Bell pays the state between 1 cent and 3 cents per pound to net buffalo from Kansas lakes. He sells them through fish brokers in New York. Depending on the market, he’ll get between 10 cents and 60 cents per pound.

“The market is best in December and drops off in the summer,” Bell says, rubbing his white forehead. He talks about how cold water makes the buffalo easier to handle — they move slower. “Today is about as good as it gets.”

He’s not halfway through his 17-hour day.

“Now, when it gets to be 18 degrees, nets get stiff and motors don’t work right and your wet clothes freeze — it gets miserable.”

What happens then?

“Catch buffalo,” Bell says, laughing, rocking on his bucket.

When Clinton freezes he’ll move over to LaCygne Lake, where a power plant dumps hot water into the lake, making buffalo fishing possible year-round. Bell fishes about 350 days a year. His work schedule is 5 a.m. to 10 p.m. seven days a week.

Finishing the journey

After pulling his loaded boat out of Clinton and onto a trailer, he heads for the catfish ponds he uses for storage. They’re north of Lawrence Municipal Airport.

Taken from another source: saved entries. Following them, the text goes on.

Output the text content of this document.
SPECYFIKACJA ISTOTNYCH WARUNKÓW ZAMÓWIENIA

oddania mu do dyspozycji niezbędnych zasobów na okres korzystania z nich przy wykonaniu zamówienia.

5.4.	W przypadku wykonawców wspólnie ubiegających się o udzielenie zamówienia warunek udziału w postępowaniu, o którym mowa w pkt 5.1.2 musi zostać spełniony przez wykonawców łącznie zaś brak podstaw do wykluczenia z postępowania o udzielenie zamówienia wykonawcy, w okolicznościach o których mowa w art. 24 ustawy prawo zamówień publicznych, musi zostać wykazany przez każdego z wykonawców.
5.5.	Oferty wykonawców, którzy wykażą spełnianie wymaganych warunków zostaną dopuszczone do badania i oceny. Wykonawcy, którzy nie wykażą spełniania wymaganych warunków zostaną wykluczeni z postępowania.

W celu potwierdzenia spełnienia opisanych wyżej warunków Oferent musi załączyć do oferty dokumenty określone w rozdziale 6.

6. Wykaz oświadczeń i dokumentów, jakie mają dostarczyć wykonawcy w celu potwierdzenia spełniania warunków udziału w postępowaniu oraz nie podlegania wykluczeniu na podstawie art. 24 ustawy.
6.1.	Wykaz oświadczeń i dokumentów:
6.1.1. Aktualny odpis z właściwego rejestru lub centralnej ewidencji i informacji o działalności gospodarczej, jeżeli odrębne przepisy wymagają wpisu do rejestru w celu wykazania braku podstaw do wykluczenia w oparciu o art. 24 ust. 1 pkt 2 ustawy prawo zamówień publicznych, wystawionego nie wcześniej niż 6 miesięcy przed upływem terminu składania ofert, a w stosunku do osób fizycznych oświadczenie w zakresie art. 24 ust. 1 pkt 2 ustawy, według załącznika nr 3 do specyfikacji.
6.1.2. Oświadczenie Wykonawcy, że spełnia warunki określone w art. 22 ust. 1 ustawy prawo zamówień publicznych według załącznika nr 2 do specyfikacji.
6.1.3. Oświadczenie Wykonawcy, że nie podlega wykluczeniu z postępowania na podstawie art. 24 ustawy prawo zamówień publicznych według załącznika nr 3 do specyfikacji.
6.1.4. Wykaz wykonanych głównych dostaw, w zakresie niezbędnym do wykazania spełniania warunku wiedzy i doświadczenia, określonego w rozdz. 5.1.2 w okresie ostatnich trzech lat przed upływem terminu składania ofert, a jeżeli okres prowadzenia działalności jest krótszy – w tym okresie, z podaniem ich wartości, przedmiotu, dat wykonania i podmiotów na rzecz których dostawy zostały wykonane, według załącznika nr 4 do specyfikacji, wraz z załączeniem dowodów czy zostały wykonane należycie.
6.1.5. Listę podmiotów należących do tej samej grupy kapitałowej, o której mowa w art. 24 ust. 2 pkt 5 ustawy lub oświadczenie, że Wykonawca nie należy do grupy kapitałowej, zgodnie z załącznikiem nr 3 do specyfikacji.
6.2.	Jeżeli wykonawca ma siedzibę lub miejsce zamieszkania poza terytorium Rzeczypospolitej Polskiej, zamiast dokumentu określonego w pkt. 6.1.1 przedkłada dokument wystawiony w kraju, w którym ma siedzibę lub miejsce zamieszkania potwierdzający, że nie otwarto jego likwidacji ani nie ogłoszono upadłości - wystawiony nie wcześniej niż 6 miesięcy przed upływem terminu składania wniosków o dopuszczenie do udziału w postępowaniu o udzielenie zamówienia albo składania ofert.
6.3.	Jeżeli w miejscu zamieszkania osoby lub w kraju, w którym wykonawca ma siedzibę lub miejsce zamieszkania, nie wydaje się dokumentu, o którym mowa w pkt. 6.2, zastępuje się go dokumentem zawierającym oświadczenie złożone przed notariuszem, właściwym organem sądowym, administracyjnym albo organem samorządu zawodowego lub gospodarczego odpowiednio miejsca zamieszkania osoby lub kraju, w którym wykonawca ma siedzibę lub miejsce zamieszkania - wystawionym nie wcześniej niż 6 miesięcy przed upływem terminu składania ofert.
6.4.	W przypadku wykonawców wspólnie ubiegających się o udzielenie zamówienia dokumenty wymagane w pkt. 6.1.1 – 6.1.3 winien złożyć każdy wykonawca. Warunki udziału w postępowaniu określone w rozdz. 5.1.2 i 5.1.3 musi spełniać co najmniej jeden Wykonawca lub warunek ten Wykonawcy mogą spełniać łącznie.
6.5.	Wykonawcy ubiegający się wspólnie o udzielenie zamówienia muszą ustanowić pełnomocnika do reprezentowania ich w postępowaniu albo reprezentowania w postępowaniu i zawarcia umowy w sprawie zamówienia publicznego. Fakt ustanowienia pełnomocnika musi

There, he and Chesmore slide their catch down a ramp, one at a time, into a pond. After the last fish hits the water, they’re ready to head back to Clinton Lake for a second round of pounding fish.

“State says we have to be off the lake at sundown,” he says.

Minutes later they’re gone.

Early the next morning, Doug Snethen of Grand Rapids, Ohio, sits in the cab of his fish-hauling tractor-trailer near the spot where Bell and Chesmore unloaded their buffalo.

“It takes us 22 hours to drive to Brooklyn and Chinatown,” Snethen says. “I dump the fish into a wholesaler’s tanks through a basement window in an old brick building.”

This will be the sixth truckload of Clinton Lake buffalo shipped to Brooklyn since mid-October.

Six men using long seines work more than an hour moving thousands of buffalo into the shallow side of the pond, where the fish can be handled. They stand thigh-high in fish, tossing them into a basket that is lifted by crane to the truck’s fish tanks.

And who is scampering across the top of the tanks, dumping the baskets of fish into the truck?

Buffalo Bell.

Before noon, 18,000 pounds of Kansas buffalo are on their way to Brooklyn and the fish pounders are heading back for another roundup.